Tizita Hagere e Meron Getnet em


joao lopes
12 Mar 2016 1:57

Há filmes cujo valor cinematográfico é indissociável de um inequívoco e irrecusável testemunho moral.

É o caso de "Difret", uma história da Etiópia centrada numa "tradição" antiga: o rapto de uma mulher-criança — a personagem central, Hirut Assefa, interpretada por Tizita Hagere, tem 14 anos — pelo homem que, mais tarde, a tomará como esposa…
Mais concretamente, esta é uma versão dramatizada de um caso que criou um importante precedente moral e jurídico, já que depois do seu julgamento a lei passou a proibir tal prática [video: trailer].




Realizado por Zeresenay Berhane Mehari, o filme tem como virtude principal o sentido didáctico da sua exposição. Assim, não se trata tanto de construir uma "tese" mais ou menos abstracta, mas sim de seguir a saga de Hirut, desmontando as tensões e contradições que a pontuam. Nesta perspectiva, é fundamental a personagem Meaza Ashenafi (Meron Getnet), advogada, militante dos direitos humanos, que defende Hirut em tribunal.

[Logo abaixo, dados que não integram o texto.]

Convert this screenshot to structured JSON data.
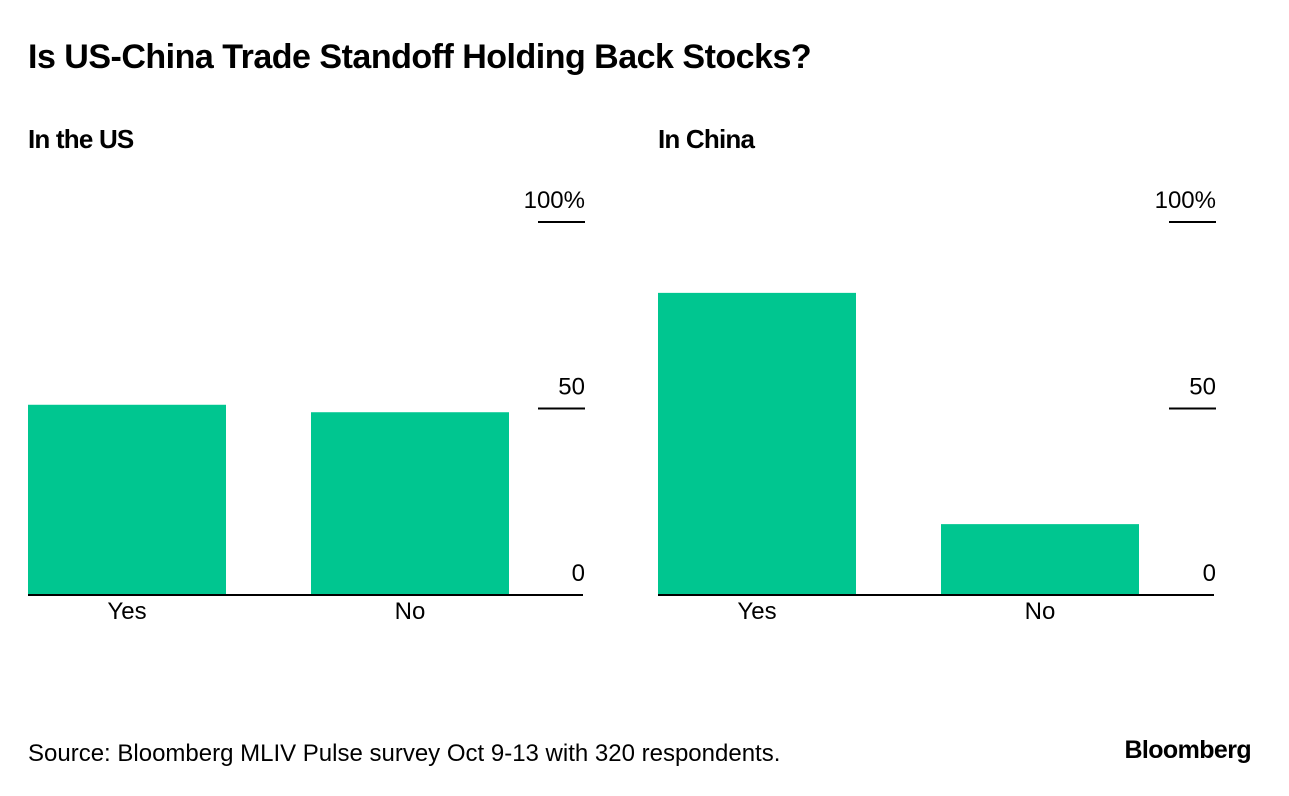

Encontramos, assim, uma pulsão realista que não é estranha a uma lógica de retorno ao real que, nos mais diversos contextos, tem tentado contrariar as visões mais ou menos voluntaristas, tantas vezes favorecidas por clichés dramáticos enraizados no espaço televisivo — "Difret" é um filme que confere renovado valor ao espírito social do cinema, dimensão que levou Angelina Jolie [video: depoimento] a apoiar a sua produção (surge, aliás, no genérico com o estatuto de produtora executiva).



Distinguido, em 2014, com os prémios do público nos festivais de Sundance e Berlim (secção: "Panorama"), "Difret" é um objecto frágil, comercialmente desamparado, que, em todo o caso, consegue chegar agora às salas portuguesas. Mais do que nunca, a sua estreia pode e deve ser celebrada como modelo de uma diversificação que enriquece e valoriza o próprio mercado.